Characterization of mutations in small heat shock proteins that influence substrate binding

The small heat shock proteins (sHsp), ubiquitous cellular homeostasis machinery, are oligomeric chaperone proteins. sHsps play an important role in maintaining cell function and survival under stress conditions such as high temperatures. By binding to non‐native proteins in an ATP‐independent manner, sHsps effectively prevent harmful aggregation of denatured proteins, promote proper protein folding, or facilitate protein degradation. Defects in sHsps can result in abnormal accumulation of proteins or aberrant protein folding, which lead to many pathologies such as cataract, tumor and neurodegenerative diseases including Parkinson's disease and Alzheimer's disease. Structural studies have demonstrated that sHsps contain a highly conserved α‐crystallin domain flanked by variable N‐terminal and C‐terminal regions. They usually exist in large oligomers and are capable of adopting different oligomeric states in response to different conditions. Therefore, because of their dynamic structures, the specific mechanisms of how sHsp bind to substrate and function are still not well understood.
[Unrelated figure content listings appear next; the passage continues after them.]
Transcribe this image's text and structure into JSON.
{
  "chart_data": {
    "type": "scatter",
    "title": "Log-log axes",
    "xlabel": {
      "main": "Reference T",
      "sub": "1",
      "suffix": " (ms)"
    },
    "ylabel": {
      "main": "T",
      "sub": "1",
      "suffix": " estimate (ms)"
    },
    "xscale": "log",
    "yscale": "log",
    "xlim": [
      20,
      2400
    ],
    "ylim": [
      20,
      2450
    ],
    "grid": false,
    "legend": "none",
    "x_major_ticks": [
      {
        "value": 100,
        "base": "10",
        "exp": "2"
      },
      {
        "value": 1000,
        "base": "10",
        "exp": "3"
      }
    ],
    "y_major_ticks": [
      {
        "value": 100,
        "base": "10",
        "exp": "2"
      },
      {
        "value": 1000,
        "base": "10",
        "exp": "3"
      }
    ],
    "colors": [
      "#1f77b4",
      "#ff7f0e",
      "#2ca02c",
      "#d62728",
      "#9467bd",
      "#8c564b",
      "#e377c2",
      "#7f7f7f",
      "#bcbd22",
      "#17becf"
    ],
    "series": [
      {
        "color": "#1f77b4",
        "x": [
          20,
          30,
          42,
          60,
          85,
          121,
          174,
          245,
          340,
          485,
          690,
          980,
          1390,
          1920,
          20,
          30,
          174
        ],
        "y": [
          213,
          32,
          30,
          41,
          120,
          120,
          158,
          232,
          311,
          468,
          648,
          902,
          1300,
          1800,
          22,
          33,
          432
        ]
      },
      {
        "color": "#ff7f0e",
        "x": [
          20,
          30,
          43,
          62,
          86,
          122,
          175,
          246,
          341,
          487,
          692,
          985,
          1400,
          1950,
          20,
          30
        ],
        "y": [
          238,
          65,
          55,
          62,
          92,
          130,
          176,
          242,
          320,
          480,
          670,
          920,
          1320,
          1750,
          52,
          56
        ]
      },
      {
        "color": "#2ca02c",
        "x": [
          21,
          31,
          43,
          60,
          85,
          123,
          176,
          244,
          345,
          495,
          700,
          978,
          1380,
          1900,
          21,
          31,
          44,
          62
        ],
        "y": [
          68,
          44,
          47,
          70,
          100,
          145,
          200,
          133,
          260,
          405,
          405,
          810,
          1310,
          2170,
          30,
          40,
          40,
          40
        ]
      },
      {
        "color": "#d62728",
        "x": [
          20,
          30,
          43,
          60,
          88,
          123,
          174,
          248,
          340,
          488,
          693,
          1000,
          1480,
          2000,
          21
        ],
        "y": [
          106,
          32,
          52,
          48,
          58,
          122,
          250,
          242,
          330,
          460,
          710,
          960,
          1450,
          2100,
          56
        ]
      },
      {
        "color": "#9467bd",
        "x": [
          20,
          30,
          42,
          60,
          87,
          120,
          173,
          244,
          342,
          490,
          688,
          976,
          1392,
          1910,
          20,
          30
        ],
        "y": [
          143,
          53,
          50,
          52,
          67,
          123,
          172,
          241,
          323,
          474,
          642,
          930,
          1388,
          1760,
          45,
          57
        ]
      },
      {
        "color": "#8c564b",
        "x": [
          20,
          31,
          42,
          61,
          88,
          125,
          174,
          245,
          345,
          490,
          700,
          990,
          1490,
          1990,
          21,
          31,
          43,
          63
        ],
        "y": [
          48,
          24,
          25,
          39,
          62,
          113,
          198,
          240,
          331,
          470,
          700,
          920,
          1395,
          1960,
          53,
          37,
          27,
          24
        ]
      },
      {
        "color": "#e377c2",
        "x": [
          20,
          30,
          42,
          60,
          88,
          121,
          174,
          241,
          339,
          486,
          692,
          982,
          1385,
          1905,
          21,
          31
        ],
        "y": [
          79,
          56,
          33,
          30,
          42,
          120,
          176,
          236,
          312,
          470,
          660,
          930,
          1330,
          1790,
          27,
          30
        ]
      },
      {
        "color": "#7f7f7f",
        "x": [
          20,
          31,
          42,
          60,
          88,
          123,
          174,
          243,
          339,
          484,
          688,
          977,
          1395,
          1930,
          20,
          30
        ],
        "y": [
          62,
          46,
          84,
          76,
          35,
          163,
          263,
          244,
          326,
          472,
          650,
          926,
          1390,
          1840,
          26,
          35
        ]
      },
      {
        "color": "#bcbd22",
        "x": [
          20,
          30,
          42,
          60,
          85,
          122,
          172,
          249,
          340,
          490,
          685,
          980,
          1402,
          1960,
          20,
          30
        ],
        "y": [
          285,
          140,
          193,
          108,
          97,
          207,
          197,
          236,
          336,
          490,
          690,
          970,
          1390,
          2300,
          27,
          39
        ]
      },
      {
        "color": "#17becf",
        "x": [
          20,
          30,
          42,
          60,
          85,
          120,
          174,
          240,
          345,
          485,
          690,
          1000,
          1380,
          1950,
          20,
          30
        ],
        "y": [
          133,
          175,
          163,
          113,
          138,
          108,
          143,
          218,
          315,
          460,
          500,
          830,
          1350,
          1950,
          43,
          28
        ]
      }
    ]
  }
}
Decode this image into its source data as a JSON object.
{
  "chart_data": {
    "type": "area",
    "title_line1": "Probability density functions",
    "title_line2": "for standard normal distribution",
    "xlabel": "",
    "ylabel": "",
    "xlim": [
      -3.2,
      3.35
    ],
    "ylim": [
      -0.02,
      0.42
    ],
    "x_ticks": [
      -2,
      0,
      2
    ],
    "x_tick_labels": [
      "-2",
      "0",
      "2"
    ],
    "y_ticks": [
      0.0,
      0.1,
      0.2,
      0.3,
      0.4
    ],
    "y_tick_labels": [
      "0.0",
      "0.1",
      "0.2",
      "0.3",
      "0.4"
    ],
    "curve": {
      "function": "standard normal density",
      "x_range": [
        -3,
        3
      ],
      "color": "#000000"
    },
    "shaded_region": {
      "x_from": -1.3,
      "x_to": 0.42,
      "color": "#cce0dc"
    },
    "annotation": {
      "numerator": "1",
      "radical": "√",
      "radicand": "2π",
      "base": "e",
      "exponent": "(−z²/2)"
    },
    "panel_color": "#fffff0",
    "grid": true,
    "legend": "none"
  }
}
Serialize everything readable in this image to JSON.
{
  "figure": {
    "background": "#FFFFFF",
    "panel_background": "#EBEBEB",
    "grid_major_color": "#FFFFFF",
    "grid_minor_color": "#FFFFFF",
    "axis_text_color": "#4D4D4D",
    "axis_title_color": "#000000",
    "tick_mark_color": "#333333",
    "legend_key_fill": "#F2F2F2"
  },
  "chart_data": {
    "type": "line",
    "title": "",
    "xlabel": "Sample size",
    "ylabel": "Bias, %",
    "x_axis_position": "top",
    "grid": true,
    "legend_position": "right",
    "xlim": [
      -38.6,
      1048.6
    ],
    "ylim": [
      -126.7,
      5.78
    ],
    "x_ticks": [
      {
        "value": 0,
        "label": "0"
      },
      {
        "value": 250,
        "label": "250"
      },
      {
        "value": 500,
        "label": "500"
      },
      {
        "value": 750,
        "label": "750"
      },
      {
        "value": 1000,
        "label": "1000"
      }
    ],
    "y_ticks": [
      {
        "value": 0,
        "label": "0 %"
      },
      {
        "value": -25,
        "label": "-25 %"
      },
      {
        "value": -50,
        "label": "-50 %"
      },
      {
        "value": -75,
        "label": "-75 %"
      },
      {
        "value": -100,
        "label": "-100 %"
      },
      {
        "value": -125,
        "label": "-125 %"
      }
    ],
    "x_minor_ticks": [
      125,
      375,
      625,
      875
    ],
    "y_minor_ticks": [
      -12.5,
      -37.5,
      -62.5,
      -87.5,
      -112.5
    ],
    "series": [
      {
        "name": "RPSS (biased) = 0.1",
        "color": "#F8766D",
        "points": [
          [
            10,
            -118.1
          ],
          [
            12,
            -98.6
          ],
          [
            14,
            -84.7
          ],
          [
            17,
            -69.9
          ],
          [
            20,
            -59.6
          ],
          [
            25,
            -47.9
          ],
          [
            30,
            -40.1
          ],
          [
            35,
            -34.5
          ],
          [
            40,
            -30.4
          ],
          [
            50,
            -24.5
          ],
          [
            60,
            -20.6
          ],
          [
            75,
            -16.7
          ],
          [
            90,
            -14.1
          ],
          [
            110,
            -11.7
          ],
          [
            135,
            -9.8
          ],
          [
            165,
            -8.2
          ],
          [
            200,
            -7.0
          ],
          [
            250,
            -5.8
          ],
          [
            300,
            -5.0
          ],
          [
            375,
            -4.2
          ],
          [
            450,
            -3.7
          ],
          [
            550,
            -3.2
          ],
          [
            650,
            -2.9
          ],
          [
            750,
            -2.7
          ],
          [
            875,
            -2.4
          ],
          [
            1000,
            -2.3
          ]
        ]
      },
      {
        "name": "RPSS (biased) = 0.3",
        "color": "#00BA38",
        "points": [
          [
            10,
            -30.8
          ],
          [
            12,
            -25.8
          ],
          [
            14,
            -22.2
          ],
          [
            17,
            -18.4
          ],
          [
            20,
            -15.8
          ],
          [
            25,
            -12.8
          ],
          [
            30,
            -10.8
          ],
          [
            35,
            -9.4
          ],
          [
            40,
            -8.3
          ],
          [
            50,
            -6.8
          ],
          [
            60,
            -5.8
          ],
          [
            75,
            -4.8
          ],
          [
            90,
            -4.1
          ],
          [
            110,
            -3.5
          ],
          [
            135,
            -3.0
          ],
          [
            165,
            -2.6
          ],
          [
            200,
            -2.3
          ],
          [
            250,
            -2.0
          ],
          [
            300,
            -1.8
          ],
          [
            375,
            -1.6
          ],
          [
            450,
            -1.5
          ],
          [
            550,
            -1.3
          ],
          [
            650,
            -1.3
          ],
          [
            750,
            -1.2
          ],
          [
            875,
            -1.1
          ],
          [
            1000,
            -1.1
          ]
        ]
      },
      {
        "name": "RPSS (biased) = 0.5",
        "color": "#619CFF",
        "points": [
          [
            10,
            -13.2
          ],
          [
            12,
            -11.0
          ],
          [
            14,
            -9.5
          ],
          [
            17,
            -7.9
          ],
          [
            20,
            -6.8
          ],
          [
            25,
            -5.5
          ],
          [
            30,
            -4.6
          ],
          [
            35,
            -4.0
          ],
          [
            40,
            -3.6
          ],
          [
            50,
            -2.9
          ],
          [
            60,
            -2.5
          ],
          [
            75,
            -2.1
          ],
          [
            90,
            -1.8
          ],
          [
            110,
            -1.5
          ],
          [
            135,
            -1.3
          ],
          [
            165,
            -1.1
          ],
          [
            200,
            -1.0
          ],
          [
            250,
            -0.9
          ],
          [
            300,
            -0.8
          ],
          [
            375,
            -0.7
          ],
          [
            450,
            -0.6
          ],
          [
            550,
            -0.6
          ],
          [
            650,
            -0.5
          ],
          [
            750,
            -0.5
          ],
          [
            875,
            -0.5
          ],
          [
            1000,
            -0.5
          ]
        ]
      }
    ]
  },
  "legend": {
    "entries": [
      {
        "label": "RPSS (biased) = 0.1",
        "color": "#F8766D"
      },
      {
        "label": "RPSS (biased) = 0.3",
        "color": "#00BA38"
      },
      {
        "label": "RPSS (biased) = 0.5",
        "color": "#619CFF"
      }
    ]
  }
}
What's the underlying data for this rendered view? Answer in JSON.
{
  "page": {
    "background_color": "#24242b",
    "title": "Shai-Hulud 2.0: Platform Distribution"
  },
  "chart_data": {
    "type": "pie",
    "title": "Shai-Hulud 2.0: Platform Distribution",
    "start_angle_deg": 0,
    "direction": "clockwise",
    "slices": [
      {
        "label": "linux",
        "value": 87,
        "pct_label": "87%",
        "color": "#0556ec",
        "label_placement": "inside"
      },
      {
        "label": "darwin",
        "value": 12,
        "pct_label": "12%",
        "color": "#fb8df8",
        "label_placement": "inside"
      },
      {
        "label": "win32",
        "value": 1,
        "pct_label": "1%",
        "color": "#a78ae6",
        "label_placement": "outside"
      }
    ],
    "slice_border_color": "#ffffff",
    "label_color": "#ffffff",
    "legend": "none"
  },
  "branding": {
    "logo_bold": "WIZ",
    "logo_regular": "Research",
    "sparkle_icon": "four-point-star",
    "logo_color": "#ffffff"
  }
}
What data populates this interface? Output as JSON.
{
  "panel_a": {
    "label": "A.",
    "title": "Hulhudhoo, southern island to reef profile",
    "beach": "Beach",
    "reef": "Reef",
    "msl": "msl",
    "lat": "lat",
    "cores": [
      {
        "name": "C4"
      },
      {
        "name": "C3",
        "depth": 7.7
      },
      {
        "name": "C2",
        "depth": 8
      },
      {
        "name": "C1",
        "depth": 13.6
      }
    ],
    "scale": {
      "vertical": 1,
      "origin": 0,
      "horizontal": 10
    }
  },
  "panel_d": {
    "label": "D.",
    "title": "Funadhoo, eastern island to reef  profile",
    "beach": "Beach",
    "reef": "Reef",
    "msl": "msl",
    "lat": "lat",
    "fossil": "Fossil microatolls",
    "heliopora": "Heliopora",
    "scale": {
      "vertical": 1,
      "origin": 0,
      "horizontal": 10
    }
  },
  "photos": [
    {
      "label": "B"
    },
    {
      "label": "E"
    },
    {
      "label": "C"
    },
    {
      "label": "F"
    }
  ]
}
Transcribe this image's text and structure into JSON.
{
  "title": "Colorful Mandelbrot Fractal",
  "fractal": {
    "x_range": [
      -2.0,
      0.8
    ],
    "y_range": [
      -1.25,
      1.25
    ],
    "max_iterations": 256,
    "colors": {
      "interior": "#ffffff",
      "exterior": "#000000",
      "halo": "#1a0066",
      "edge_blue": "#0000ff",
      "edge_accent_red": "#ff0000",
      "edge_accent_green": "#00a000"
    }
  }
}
Nonetheless, it is suggested that the variable N‐terminal region of the protein contributes to substrate binding and oligomerization. We have made several mutations in the sHsps to characterize regions that influence oligomerization and make contacts with substrate proteins. Our studies suggest that the hydrophobic regions of the N‐terminal domain are important for substrate‐binding. Additionally, mutations in the a‐crystallin domain also contribute to the dynamics of protein oligomerization and sHsp‐client interactions.